Le PTZ bientôt accessible partout en France pour l'achat dans le neuf

  • Élargissement territorial complet : À partir du 1er avril 2025, le PTZ sera disponible sur l'ensemble du territoire français pour l'acquisition d'un logement neuf, qu'il s'agisse d'un appartement ou d'une maison individuelle.
  • Fin de la distinction entre zones tendues et détendues : Contrairement au dispositif actuel qui limite l'accès au PTZ dans le neuf aux zones tendues, la nouvelle version supprime cette restriction géographique.
  • Objectif de relance : Cette mesure vise explicitement à redynamiser le secteur de la construction tout en facilitant l'accès à la propriété pour les ménages modestes.

Cette évolution représente un changement significatif par rapport au dispositif en vigueur depuis 2024, qui avait considérablement réduit le périmètre d'application du PTZ.

Actuellement, ce prêt avantageux n'est accessible que pour l'achat d'appartements neufs en zones tendues (où la demande de logements dépasse l'offre disponible) ou de logements anciens en zones détendues, avec l'obligation de réaliser d'importants travaux de rénovation énergétique. La maison individuelle avait par ailleurs été exclue du PTZ en 2021.

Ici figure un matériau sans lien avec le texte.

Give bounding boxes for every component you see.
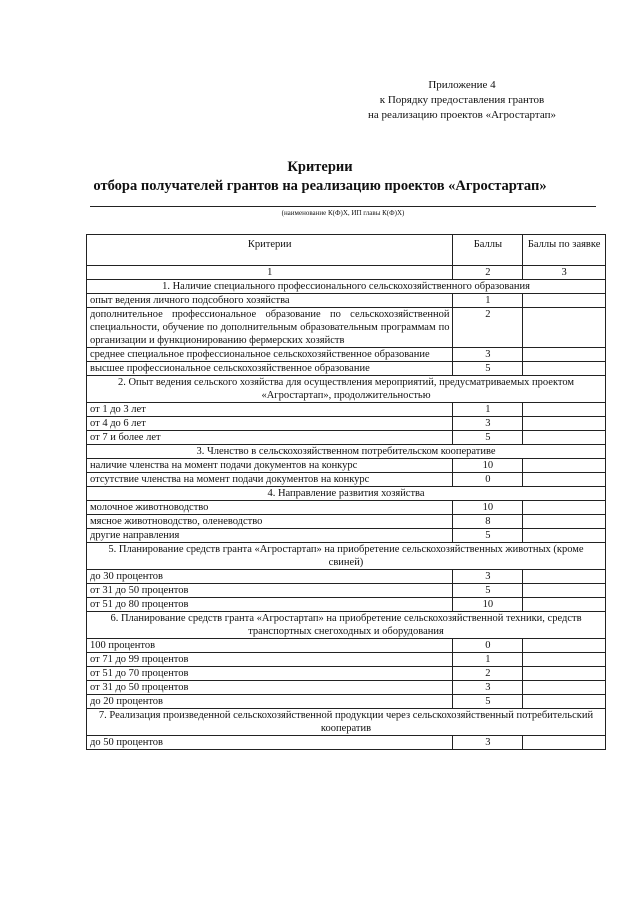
table-row bbox=[87, 515, 606, 529]
section-row bbox=[87, 543, 606, 570]
criterion-points: 1 bbox=[453, 403, 523, 417]
appendix-header bbox=[332, 78, 592, 123]
criterion-points: 2 bbox=[453, 308, 523, 348]
application-points-cell[interactable] bbox=[523, 653, 606, 667]
criterion-points: 3 bbox=[453, 417, 523, 431]
criterion-text: от 7 и более лет bbox=[87, 431, 453, 445]
col-number-3: 3 bbox=[523, 266, 606, 280]
col-number-2: 2 bbox=[453, 266, 523, 280]
col-criteria-header: Критерии bbox=[87, 235, 453, 266]
criterion-points: 5 bbox=[453, 584, 523, 598]
criterion-points: 5 bbox=[453, 431, 523, 445]
criterion-text: дополнительное профессиональное образование по сельскохозяйственной специальности, обучение по дополнительным образовательным программам по организации и функционированию фермерских хозяйств bbox=[87, 308, 453, 348]
criterion-text: опыт ведения личного подсобного хозяйства bbox=[87, 294, 453, 308]
application-points-cell[interactable] bbox=[523, 515, 606, 529]
criterion-points: 10 bbox=[453, 459, 523, 473]
application-points-cell[interactable] bbox=[523, 473, 606, 487]
application-points-cell[interactable] bbox=[523, 417, 606, 431]
criterion-points: 3 bbox=[453, 570, 523, 584]
criterion-text: среднее специальное профессиональное сельскохозяйственное образование bbox=[87, 348, 453, 362]
appendix-line-1: Приложение 4 bbox=[428, 79, 496, 91]
section-6-title: 6. Планирование средств гранта «Агростартап» на приобретение сельскохозяйственной техники, средств транспортных снегоходных и оборудования bbox=[87, 612, 606, 639]
application-points-cell[interactable] bbox=[523, 403, 606, 417]
application-points-cell[interactable] bbox=[523, 667, 606, 681]
table-row bbox=[87, 459, 606, 473]
table-row bbox=[87, 570, 606, 584]
section-7-title: 7. Реализация произведенной сельскохозяйственной продукции через сельскохозяйственный потребительский кооператив bbox=[87, 709, 606, 736]
criterion-text: от 71 до 99 процентов bbox=[87, 653, 453, 667]
table-row bbox=[87, 431, 606, 445]
appendix-line-2: к Порядку предоставления грантов bbox=[379, 94, 545, 106]
criterion-text: от 31 до 50 процентов bbox=[87, 681, 453, 695]
application-points-cell[interactable] bbox=[523, 736, 606, 750]
criterion-points: 8 bbox=[453, 515, 523, 529]
table-row bbox=[87, 584, 606, 598]
application-points-cell[interactable] bbox=[523, 598, 606, 612]
criterion-points: 5 bbox=[453, 529, 523, 543]
criterion-points: 3 bbox=[453, 681, 523, 695]
criterion-text: мясное животноводство, оленеводство bbox=[87, 515, 453, 529]
criterion-points: 2 bbox=[453, 667, 523, 681]
criterion-text: наличие членства на момент подачи документов на конкурс bbox=[87, 459, 453, 473]
table-header-row bbox=[87, 235, 606, 266]
criterion-text: другие направления bbox=[87, 529, 453, 543]
table-row bbox=[87, 529, 606, 543]
application-points-cell[interactable] bbox=[523, 639, 606, 653]
section-1-title: 1. Наличие специального профессионального сельскохозяйственного образования bbox=[87, 280, 606, 294]
criterion-points: 1 bbox=[453, 653, 523, 667]
col-points-app-header: Баллы по заявке bbox=[523, 235, 606, 266]
section-row bbox=[87, 612, 606, 639]
application-points-cell[interactable] bbox=[523, 681, 606, 695]
criterion-text: от 31 до 50 процентов bbox=[87, 584, 453, 598]
document-title bbox=[0, 158, 640, 196]
title-line-2: отбора получателей грантов на реализацию проектов «Агростартап» bbox=[93, 178, 547, 194]
criterion-points: 5 bbox=[453, 362, 523, 376]
application-points-cell[interactable] bbox=[523, 348, 606, 362]
table-row bbox=[87, 653, 606, 667]
name-fill-line[interactable] bbox=[90, 206, 596, 207]
criterion-text: молочное животноводство bbox=[87, 501, 453, 515]
criterion-text: от 1 до 3 лет bbox=[87, 403, 453, 417]
col-points-header: Баллы bbox=[453, 235, 523, 266]
application-points-cell[interactable] bbox=[523, 459, 606, 473]
section-4-title: 4. Направление развития хозяйства bbox=[87, 487, 606, 501]
application-points-cell[interactable] bbox=[523, 294, 606, 308]
application-points-cell[interactable] bbox=[523, 695, 606, 709]
appendix-line-3: на реализацию проектов «Агростартап» bbox=[368, 109, 556, 121]
title-line-1: Критерии bbox=[287, 159, 353, 175]
section-row bbox=[87, 709, 606, 736]
table-row bbox=[87, 695, 606, 709]
table-row bbox=[87, 308, 606, 348]
table-row bbox=[87, 736, 606, 750]
section-row bbox=[87, 445, 606, 459]
criterion-points: 1 bbox=[453, 294, 523, 308]
table-row bbox=[87, 667, 606, 681]
table-row bbox=[87, 417, 606, 431]
table-row bbox=[87, 362, 606, 376]
criterion-text: отсутствие членства на момент подачи документов на конкурс bbox=[87, 473, 453, 487]
criterion-text: от 4 до 6 лет bbox=[87, 417, 453, 431]
column-number-row bbox=[87, 266, 606, 280]
application-points-cell[interactable] bbox=[523, 362, 606, 376]
criterion-text: до 30 процентов bbox=[87, 570, 453, 584]
criterion-points: 10 bbox=[453, 501, 523, 515]
criterion-text: от 51 до 70 процентов bbox=[87, 667, 453, 681]
table-row bbox=[87, 681, 606, 695]
application-points-cell[interactable] bbox=[523, 308, 606, 348]
criteria-table bbox=[86, 234, 606, 750]
section-3-title: 3. Членство в сельскохозяйственном потребительском кооперативе bbox=[87, 445, 606, 459]
application-points-cell[interactable] bbox=[523, 529, 606, 543]
criterion-points: 0 bbox=[453, 639, 523, 653]
criterion-points: 10 bbox=[453, 598, 523, 612]
name-caption: (наименование К(Ф)Х, ИП главы К(Ф)Х) bbox=[281, 209, 405, 217]
criterion-points: 3 bbox=[453, 736, 523, 750]
col-number-1: 1 bbox=[87, 266, 453, 280]
section-2-title: 2. Опыт ведения сельского хозяйства для осуществления мероприятий, предусматриваемых проектом «Агростартап», продолжительностью bbox=[87, 376, 606, 403]
table-row bbox=[87, 403, 606, 417]
criterion-text: от 51 до 80 процентов bbox=[87, 598, 453, 612]
application-points-cell[interactable] bbox=[523, 501, 606, 515]
section-row bbox=[87, 487, 606, 501]
criterion-points: 3 bbox=[453, 348, 523, 362]
application-points-cell[interactable] bbox=[523, 584, 606, 598]
table-row bbox=[87, 501, 606, 515]
criterion-text: до 50 процентов bbox=[87, 736, 453, 750]
criterion-text: высшее профессиональное сельскохозяйственное образование bbox=[87, 362, 453, 376]
section-row bbox=[87, 376, 606, 403]
table-row bbox=[87, 348, 606, 362]
section-5-title: 5. Планирование средств гранта «Агростартап» на приобретение сельскохозяйственных животных (кроме свиней) bbox=[87, 543, 606, 570]
table-row bbox=[87, 639, 606, 653]
application-points-cell[interactable] bbox=[523, 431, 606, 445]
application-points-cell[interactable] bbox=[523, 570, 606, 584]
section-row bbox=[87, 280, 606, 294]
table-row bbox=[87, 473, 606, 487]
criterion-text: 100 процентов bbox=[87, 639, 453, 653]
table-row bbox=[87, 598, 606, 612]
criterion-points: 0 bbox=[453, 473, 523, 487]
criterion-text: до 20 процентов bbox=[87, 695, 453, 709]
table-row bbox=[87, 294, 606, 308]
criterion-points: 5 bbox=[453, 695, 523, 709]
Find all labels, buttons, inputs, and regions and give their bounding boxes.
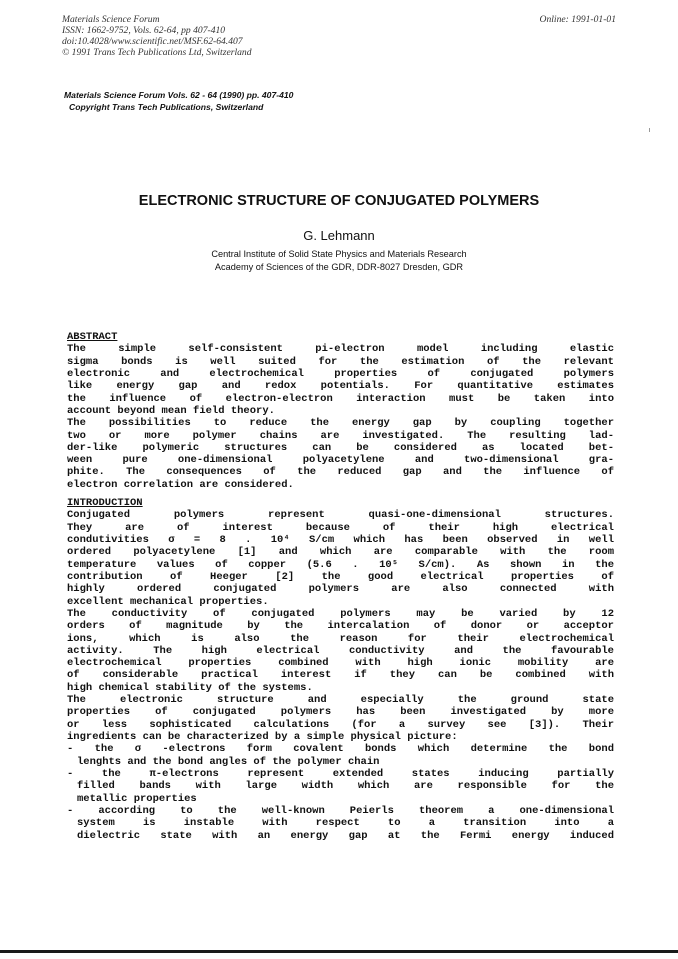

PTZ version 2025 : un dispositif attractif mais encadré

Le PTZ est un crédit immobilier sans intérêt et sans frais pour les particuliers primo-accédants, l'État prenant en charge ces coûts auprès des établissements bancaires. Cette aide précieuse à l'accession à la propriété reste néanmoins soumise à plusieurs conditions importantes :

  • Limitation du montant : Le prêt peut couvrir au maximum 50% du coût total de l'acquisition d’un appartement et 30% pour une maison individuelle, ce qui implique nécessairement de compléter le financement par un prêt immobilier classique, complété ou non d’autres financements (apport personnel, prêt aidé ou conventionné, prêt familial).
  • Durée maximale : La période de remboursement ne peut excéder 25 ans.
  • Statut de primo-accédant : Les bénéficiaires ne doivent pas avoir été propriétaires de leur résidence principale au cours des 2 années précédant l'émission de l'offre de prêt.
  • Plafonds de ressources : Les revenus annuels, évalués via le revenu fiscal de référence de l'année N-2, doivent rester sous certains seuils.

Pour les logements anciens, les règles demeurent inchangées : le PTZ reste limité aux acquisitions en zones détendues (B2 et C), avec l'obligation de réaliser des travaux de rénovation énergétique représentant au moins 25% du coût total de l'opération immobilière.

Cette nouvelle version du PTZ est en place jusqu’au 31 décembre 2027.

Important : Le PTZ doit être couvert par une assurance emprunteur, à l’instar de tout prêt immobilier. Pour faire des économies sur cette dépense obligatoire, faites jouer la concurrence via un comparateur d’assurance de prêt immobilier.

Impact et perspectives pour les primo-accédants

Valérie Létard, ministre du Logement, qualifie cette extension du PTZ de "mesure décisive pour relancer la construction et permettre à davantage de ménages modestes d'accéder à la propriété". Cependant, l'impact réel de cette réforme doit être nuancé, puisque de nombreux primo-accédants se tournent traditionnellement vers le marché de l'ancien, plus accessible en termes de prix que le neuf.

Sur les plus de 45 000 PTZ octroyés en 2024, plus de 17 000 ont concerné les logements anciens.

Néanmoins, pour ceux qui envisagent l'achat d'un logement neuf, cette évolution représente une opportunité substantielle. Le PTZ constitue en effet un levier financier considérable, permettant de réduire significativement le coût total du crédit immobilier et ainsi d'améliorer la capacité d'emprunt des ménages modestes.

Pour déterminer si votre projet immobilier se situe en zone tendue ou détendue (ce qui reste pertinent pour les achats dans l'ancien), le site service-public.fr propose un simulateur accessible à tous. Cette distinction devient cependant caduque pour les acquisitions dans le neuf à partir du 1er avril 2025.

Quelles sont les mesures complémentaires pour favoriser l'accession à la propriété ?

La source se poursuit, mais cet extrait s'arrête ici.